In reality, these attractively packaged confections of my childhood were the fragments of a dream that painfully exploded and shattered to pieces—the dream of European Jewish life that at least between the enlightenment and the rise of Nazism looked pretty promising to many people (minus the pogroms, the Dreyfus affair, etc.). I can imagine the bitter-sweet longing of the people who first manufactured those treats in Israel and renamed them in Hebrew—as if to preserve something sweet from the world that was lost and offer those fragments as a silent gift to us, the children, often called by our grandparents “my candles” (candle being a symbol of memory in the Jewish tradition).
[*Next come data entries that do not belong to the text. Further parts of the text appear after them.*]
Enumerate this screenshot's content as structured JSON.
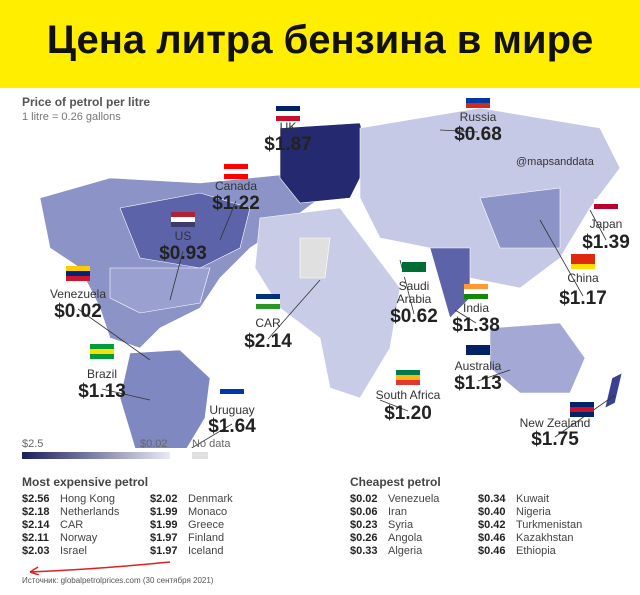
{
  "header": {
    "title": "Цена литра бензина в мире"
  },
  "map": {
    "subtitle": "Price of petrol per litre",
    "note": "1 litre = 0.26 gallons",
    "handle": "@mapsanddata",
    "callouts": [
      {
        "name": "UK",
        "price": "$1.87"
      },
      {
        "name": "Russia",
        "price": "$0.68"
      },
      {
        "name": "Canada",
        "price": "$1.22"
      },
      {
        "name": "US",
        "price": "$0.93"
      },
      {
        "name": "Japan",
        "price": "$1.39"
      },
      {
        "name": "China",
        "price": "$1.17"
      },
      {
        "name": "Venezuela",
        "price": "$0.02"
      },
      {
        "name": "Saudi Arabia",
        "price": "$0.62"
      },
      {
        "name": "India",
        "price": "$1.38"
      },
      {
        "name": "CAR",
        "price": "$2.14"
      },
      {
        "name": "Brazil",
        "price": "$1.13"
      },
      {
        "name": "Australia",
        "price": "$1.13"
      },
      {
        "name": "Uruguay",
        "price": "$1.64"
      },
      {
        "name": "South Africa",
        "price": "$1.20"
      },
      {
        "name": "New Zealand",
        "price": "$1.75"
      }
    ],
    "legend": {
      "high": "$2.5",
      "low": "$0.02",
      "no_data": "No data"
    }
  },
  "most_expensive": {
    "title": "Most expensive petrol",
    "rows": [
      [
        "$2.56",
        "Hong Kong"
      ],
      [
        "$2.18",
        "Netherlands"
      ],
      [
        "$2.14",
        "CAR"
      ],
      [
        "$2.11",
        "Norway"
      ],
      [
        "$2.03",
        "Israel"
      ],
      [
        "$2.02",
        "Denmark"
      ],
      [
        "$1.99",
        "Monaco"
      ],
      [
        "$1.99",
        "Greece"
      ],
      [
        "$1.97",
        "Finland"
      ],
      [
        "$1.97",
        "Iceland"
      ]
    ]
  },
  "cheapest": {
    "title": "Cheapest petrol",
    "rows": [
      [
        "$0.02",
        "Venezuela"
      ],
      [
        "$0.06",
        "Iran"
      ],
      [
        "$0.23",
        "Syria"
      ],
      [
        "$0.26",
        "Angola"
      ],
      [
        "$0.33",
        "Algeria"
      ],
      [
        "$0.34",
        "Kuwait"
      ],
      [
        "$0.40",
        "Nigeria"
      ],
      [
        "$0.42",
        "Turkmenistan"
      ],
      [
        "$0.46",
        "Kazakhstan"
      ],
      [
        "$0.46",
        "Ethiopia"
      ]
    ]
  },
  "footer": {
    "source": "Источник: globalpetrolprices.com (30 сентября 2021)"
  }
}
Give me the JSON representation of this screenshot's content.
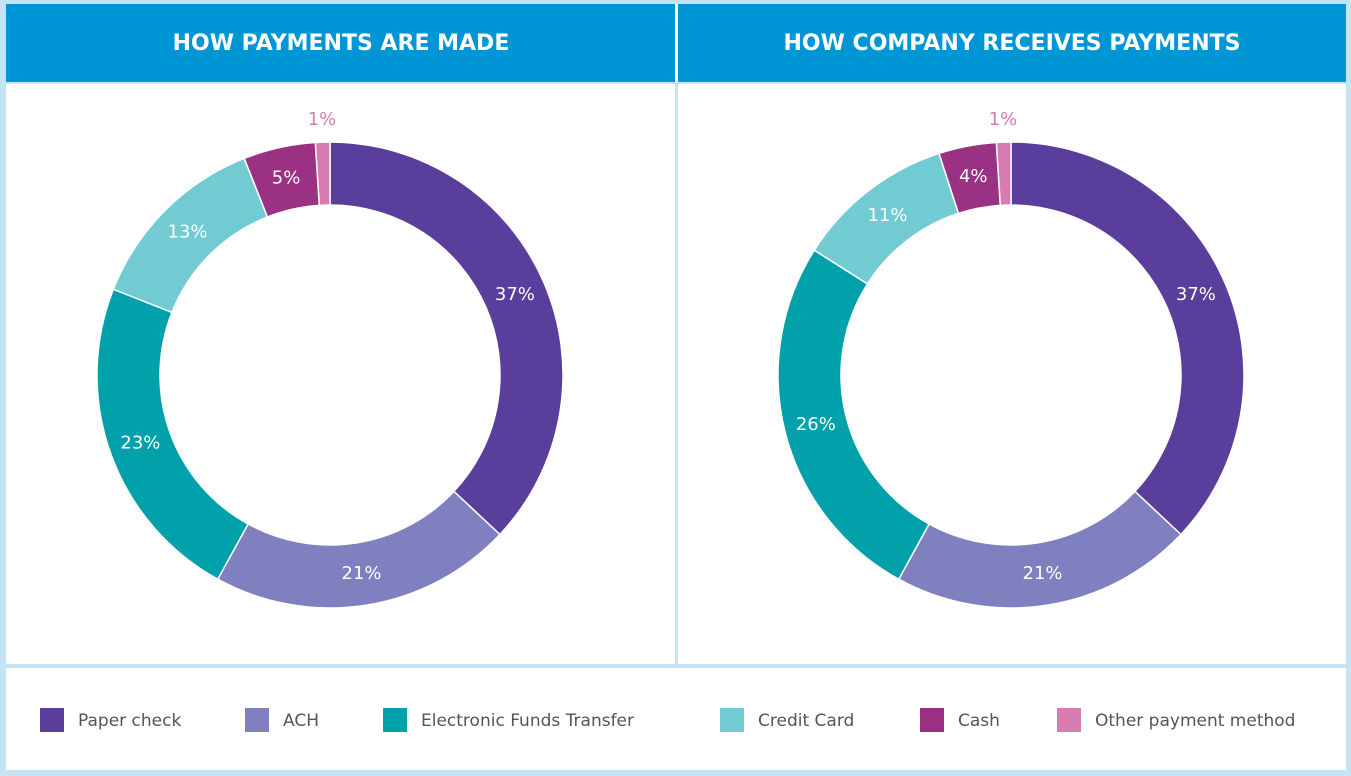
{
  "legend": {
    "items": [
      {
        "name": "Paper check",
        "color": "#5a3e9b"
      },
      {
        "name": "ACH",
        "color": "#8080c0"
      },
      {
        "name": "Electronic Funds Transfer",
        "color": "#00a1aa"
      },
      {
        "name": "Credit Card",
        "color": "#72cbd3"
      },
      {
        "name": "Cash",
        "color": "#9b3182"
      },
      {
        "name": "Other payment method",
        "color": "#d77cb2"
      }
    ]
  },
  "chart_data": [
    {
      "type": "pie",
      "donut": true,
      "title": "HOW PAYMENTS ARE MADE",
      "values": [
        37,
        21,
        23,
        13,
        5,
        1
      ],
      "value_labels": [
        "37%",
        "21%",
        "23%",
        "13%",
        "5%",
        "1%"
      ]
    },
    {
      "type": "pie",
      "donut": true,
      "title": "HOW COMPANY RECEIVES PAYMENTS",
      "values": [
        37,
        21,
        26,
        11,
        4,
        1
      ],
      "value_labels": [
        "37%",
        "21%",
        "26%",
        "11%",
        "4%",
        "1%"
      ]
    }
  ]
}
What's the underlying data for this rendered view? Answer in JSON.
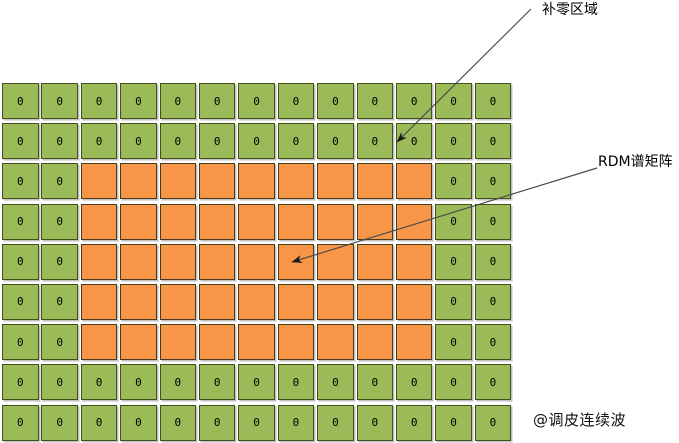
{
  "diagram": {
    "title_none": "",
    "grid": {
      "rows": 9,
      "cols": 13,
      "zero_text": "0",
      "matrix": [
        [
          "z",
          "z",
          "z",
          "z",
          "z",
          "z",
          "z",
          "z",
          "z",
          "z",
          "z",
          "z",
          "z"
        ],
        [
          "z",
          "z",
          "z",
          "z",
          "z",
          "z",
          "z",
          "z",
          "z",
          "z",
          "z",
          "z",
          "z"
        ],
        [
          "z",
          "z",
          "r",
          "r",
          "r",
          "r",
          "r",
          "r",
          "r",
          "r",
          "r",
          "z",
          "z"
        ],
        [
          "z",
          "z",
          "r",
          "r",
          "r",
          "r",
          "r",
          "r",
          "r",
          "r",
          "r",
          "z",
          "z"
        ],
        [
          "z",
          "z",
          "r",
          "r",
          "r",
          "r",
          "r",
          "r",
          "r",
          "r",
          "r",
          "z",
          "z"
        ],
        [
          "z",
          "z",
          "r",
          "r",
          "r",
          "r",
          "r",
          "r",
          "r",
          "r",
          "r",
          "z",
          "z"
        ],
        [
          "z",
          "z",
          "r",
          "r",
          "r",
          "r",
          "r",
          "r",
          "r",
          "r",
          "r",
          "z",
          "z"
        ],
        [
          "z",
          "z",
          "z",
          "z",
          "z",
          "z",
          "z",
          "z",
          "z",
          "z",
          "z",
          "z",
          "z"
        ],
        [
          "z",
          "z",
          "z",
          "z",
          "z",
          "z",
          "z",
          "z",
          "z",
          "z",
          "z",
          "z",
          "z"
        ]
      ],
      "colors": {
        "zero_fill": "#9bbb59",
        "zero_border": "#42501d",
        "rdm_fill": "#f79646",
        "rdm_border": "#4a3a22",
        "arrow": "#333333"
      }
    },
    "annotations": {
      "padding_label": "补零区域",
      "rdm_label": "RDM谱矩阵"
    },
    "watermark": "@调皮连续波"
  }
}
In Canada today, we may adapt the words of the fictional Marcus Aurelius: “There was once a dream that was Canada as a place of liberty where everyone feels that they belong; you could only whisper it. Anything more than a whisper and it would vanish. It was so fragile, and I fear that it will not survive the winter.” Perhaps we should have listened to Aurelius more attentively. We did not whisper about diversity and inclusion o intersectionality. We spoke about those ideas clearly and assertively—only to refrain from upholding the very same values when it comes to Freedom Convoy 2022. Would it have been more honest to whisper instead of shout, to admit that liberty and inclusion was always much more fragile in Canada than claimed and that we should always be cautious about those who seek power? Like God in the Old Testament, Aurelius wants to make Maximus the emperor of Rome precisely because Maximus does not long to be the emperor. Should we be looking for people with more modesty and integrity to lead us?
Can we give Canada back its true self, or will the idea of Canada as a free place where people can find a sense of belonging explode, leaving us with only fragments of memory? Did we throw out the achievements of the scientific revolution and the empirical method in favor of the word “science” spoken in the public sphere as a mask for control? Are we travelling toward a cult-like future in which asking questions will mean heresy and punishment? They say that those who cannot defend their liberty do not deserve their liberty. What does it mean to defend our freedom peacefully today? Perhaps the best that some of us can do is feel the grief and think and speak freely.
Right now, as we are in mourning, we have to keep the flame of liberty alive, if only as a memory—and perhaps take some comfort in the myth that out of the ashes of Troy, was born a new great idea: Rome.
Quotations are from The Iliad (Penguin Classics). Translated by Robert Fagles. Penguin Publishing Group. Kindle Edition.